Yo no nací en una buena familia. Carecer de afectos en un hogar de miseria es algo muy duro, es como un recuerdo de fuego marcado por el desprecio y los golpes, que te abrasa la garganta y te revuelve las
entrañas. Es algo que siempre queda ahí, marcado a hierro, y de vez en cuando aparece, cuando menos te lo esperas, o tal vez cuando haces justamente lo contrario de lo hicieron contigo.

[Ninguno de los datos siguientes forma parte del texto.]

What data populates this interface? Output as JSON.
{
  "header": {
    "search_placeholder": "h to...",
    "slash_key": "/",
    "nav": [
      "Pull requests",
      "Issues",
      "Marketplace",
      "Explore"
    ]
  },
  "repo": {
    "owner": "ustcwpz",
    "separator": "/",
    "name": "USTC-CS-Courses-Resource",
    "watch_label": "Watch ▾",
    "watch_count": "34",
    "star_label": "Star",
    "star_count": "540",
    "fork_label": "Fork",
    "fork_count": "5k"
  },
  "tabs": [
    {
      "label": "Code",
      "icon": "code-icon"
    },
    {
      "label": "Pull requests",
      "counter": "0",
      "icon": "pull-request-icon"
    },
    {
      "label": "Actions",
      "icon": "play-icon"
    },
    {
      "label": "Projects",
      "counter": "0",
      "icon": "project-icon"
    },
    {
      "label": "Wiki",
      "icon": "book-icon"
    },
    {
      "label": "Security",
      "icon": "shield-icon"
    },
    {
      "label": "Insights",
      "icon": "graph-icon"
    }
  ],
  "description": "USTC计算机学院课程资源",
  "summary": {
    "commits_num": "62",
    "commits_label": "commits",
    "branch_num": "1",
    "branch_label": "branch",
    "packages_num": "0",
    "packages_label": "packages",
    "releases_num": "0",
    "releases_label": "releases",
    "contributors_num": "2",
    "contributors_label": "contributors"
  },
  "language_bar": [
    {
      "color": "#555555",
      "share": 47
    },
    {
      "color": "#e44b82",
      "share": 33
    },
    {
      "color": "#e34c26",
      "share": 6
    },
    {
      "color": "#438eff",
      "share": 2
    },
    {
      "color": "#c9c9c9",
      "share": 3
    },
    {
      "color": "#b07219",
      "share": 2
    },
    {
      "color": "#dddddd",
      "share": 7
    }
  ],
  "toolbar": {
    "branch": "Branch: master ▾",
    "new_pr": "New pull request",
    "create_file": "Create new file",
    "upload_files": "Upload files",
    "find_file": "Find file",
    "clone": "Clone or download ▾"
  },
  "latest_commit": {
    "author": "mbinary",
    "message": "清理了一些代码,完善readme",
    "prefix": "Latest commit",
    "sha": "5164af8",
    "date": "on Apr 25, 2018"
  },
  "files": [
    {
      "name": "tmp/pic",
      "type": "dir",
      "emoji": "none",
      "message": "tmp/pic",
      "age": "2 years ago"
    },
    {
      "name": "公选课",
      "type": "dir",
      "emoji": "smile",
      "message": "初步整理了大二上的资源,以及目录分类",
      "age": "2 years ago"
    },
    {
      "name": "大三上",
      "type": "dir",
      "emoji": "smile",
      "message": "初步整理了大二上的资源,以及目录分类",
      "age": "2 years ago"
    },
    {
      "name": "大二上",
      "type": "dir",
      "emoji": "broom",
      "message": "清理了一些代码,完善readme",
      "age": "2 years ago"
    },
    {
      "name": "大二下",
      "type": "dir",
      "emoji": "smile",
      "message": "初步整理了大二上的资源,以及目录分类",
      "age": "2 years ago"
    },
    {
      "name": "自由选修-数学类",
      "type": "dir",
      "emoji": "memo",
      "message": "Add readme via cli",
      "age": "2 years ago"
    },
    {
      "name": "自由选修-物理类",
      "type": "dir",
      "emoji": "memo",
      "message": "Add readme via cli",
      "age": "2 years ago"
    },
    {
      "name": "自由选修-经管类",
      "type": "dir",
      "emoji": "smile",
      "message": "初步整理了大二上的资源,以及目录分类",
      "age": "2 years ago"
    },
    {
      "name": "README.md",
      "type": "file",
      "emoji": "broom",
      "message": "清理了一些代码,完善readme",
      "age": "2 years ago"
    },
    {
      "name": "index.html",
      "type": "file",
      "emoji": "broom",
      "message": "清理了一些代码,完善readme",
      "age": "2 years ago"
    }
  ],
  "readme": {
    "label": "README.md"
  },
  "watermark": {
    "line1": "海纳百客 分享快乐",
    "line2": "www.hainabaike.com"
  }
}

Supongo que todo ello tendrá algo que ver con el proceso generacional, que mis abuelos hicieron infelices a mis padres porque tenían malas pulgas, les fluía veneno en la sangre y eran pobres, y estaban
más acabados que un pez en un arenal, y frustrados como inmigrantes deportados, o como ratas en el mar. Y mis bisabuelos, otros de la misma calaña. Y alguien tenía que cambiar esto de una vez. Y para eso
estaba yo.
Yo he visto a mi madre negarme el pan, para saciar ella su hambre, he visto su rostro indiferente ante mi enfermedad y mis lágrimas, he corrido calle arriba delante de su estampa de mujer fuera de sus
cabales, dispuesta a desahogarse con una vara de olivo, he intercedido en una pelea que tuvo con mi padre y me las han dado por todos los lados, he sido la víctima de las impotencias, los desánimos y las
frustraciones, y principalmente el ser sobre el que los que están ahogados en los complejos de inferioridad podían buscar la superioridad. Dickens me habría recibido para que le contara estas historias.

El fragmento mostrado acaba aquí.